For his part, Evans is leading a team of eight fellow beetle fanatics in what he describes as “a race against the clock.” And he can’t wait to get started. With the sunlight fading, he’s walking the trail, whacking tree branches with a stick, catching what falls off on a canvas sheet. He recognizes a particular species of firefly hovering near the low branch of a tree and points it out to Cristina Francois.

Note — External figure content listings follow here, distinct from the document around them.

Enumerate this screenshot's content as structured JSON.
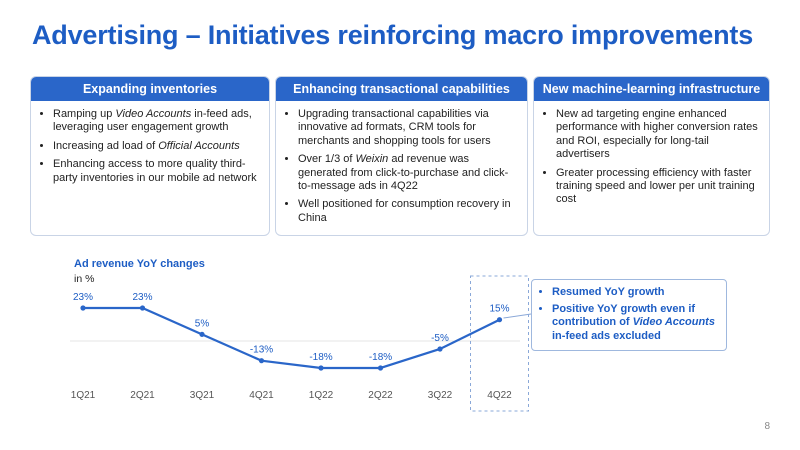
{
  "title": "Advertising – Initiatives reinforcing macro improvements",
  "panels": [
    {
      "heading": "Expanding inventories",
      "bullets": [
        [
          {
            "t": "Ramping up "
          },
          {
            "t": "Video Accounts",
            "i": true
          },
          {
            "t": " in-feed ads, leveraging user engagement growth"
          }
        ],
        [
          {
            "t": "Increasing ad load of "
          },
          {
            "t": "Official Accounts",
            "i": true
          }
        ],
        [
          {
            "t": "Enhancing access to more quality third-party inventories in our mobile ad network"
          }
        ]
      ]
    },
    {
      "heading": "Enhancing transactional capabilities",
      "bullets": [
        [
          {
            "t": "Upgrading transactional capabilities via innovative ad formats, CRM tools for merchants and shopping tools for users"
          }
        ],
        [
          {
            "t": "Over 1/3 of "
          },
          {
            "t": "Weixin",
            "i": true
          },
          {
            "t": " ad revenue was generated from click-to-purchase and click-to-message ads in 4Q22"
          }
        ],
        [
          {
            "t": "Well positioned for consumption recovery in China"
          }
        ]
      ]
    },
    {
      "heading": "New machine-learning infrastructure",
      "bullets": [
        [
          {
            "t": "New ad targeting engine enhanced performance with higher conversion rates and ROI, especially for long-tail advertisers"
          }
        ],
        [
          {
            "t": "Greater processing efficiency with faster training speed and lower per unit training cost"
          }
        ]
      ]
    }
  ],
  "chart_data": {
    "type": "line",
    "title": "Ad revenue YoY changes",
    "unit": "in %",
    "categories": [
      "1Q21",
      "2Q21",
      "3Q21",
      "4Q21",
      "1Q22",
      "2Q22",
      "3Q22",
      "4Q22"
    ],
    "values": [
      23,
      23,
      5,
      -13,
      -18,
      -18,
      -5,
      15
    ],
    "value_labels": [
      "23%",
      "23%",
      "5%",
      "-13%",
      "-18%",
      "-18%",
      "-5%",
      "15%"
    ],
    "highlight_category": "4Q22",
    "line_color": "#2a66c9"
  },
  "callout": {
    "bullets": [
      [
        {
          "t": "Resumed YoY growth"
        }
      ],
      [
        {
          "t": "Positive YoY growth even if contribution of "
        },
        {
          "t": "Video Accounts",
          "i": true
        },
        {
          "t": " in-feed ads excluded"
        }
      ]
    ]
  },
  "page_number": "8"
}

Francois is a 25-year-old graduate student, but she may as well be a kid tonight. This is her first firefly, and as she chases and catches it, she squeals with delight. (Lightning bugs live only in humid areas, and she’s lived her whole life in Southern California.) Francois is used to getting insect instruction from Evans. He’s been her mentor for eight years, ever since she shadowed him as a high school senior for a career-planning project. “Who would have thought you could do this kind of stuff for a living?” she says, laughing. These days, she researches moth diversity at California State University at Fullerton. When the bioblitz gets going in the morning, she’ll be with the “lep team”—short for Lepidoptera, the Latin term used for butterflies and moths. But tonight, she’s hanging out with the beetle team for black lighting and bonding.

A firefly dives, getting brighter as it descends, then jogs upward and abruptly shuts off its light. “There are people who know infinitely more about fireflies than I do,” Evans says. Then he breaks into a minilecture, telling Francois about the different Morse codes of flashes and pauses that distinguish firefly species, and about a particularly ferocious female firefly that lures males of other species by imitating their codes. They approach, looking for a date, then she eats them. When she’s sated, she switches signals and lures males of her own species to mate. Francois laughs. “Cool!”

Moments later, Evans is back at the black-light trap with another protégé, 16-year-old Chris Wirth. The two are sucking insects off the white sheet with aspirators, then transferring the bugs into jars for later identification. (Beetle types can be identified only under the microscope.) Evans loves mentoring young scientists: “The time I spend with students helps me keep a fresh eye on things.”

All eyes are now on one of the team’s hanging sheets. Beetles of every kind, drawn by the light, swarm over it. A toad moves in and jumps repeatedly to nab them. “We have competition,” says one of the beetle people.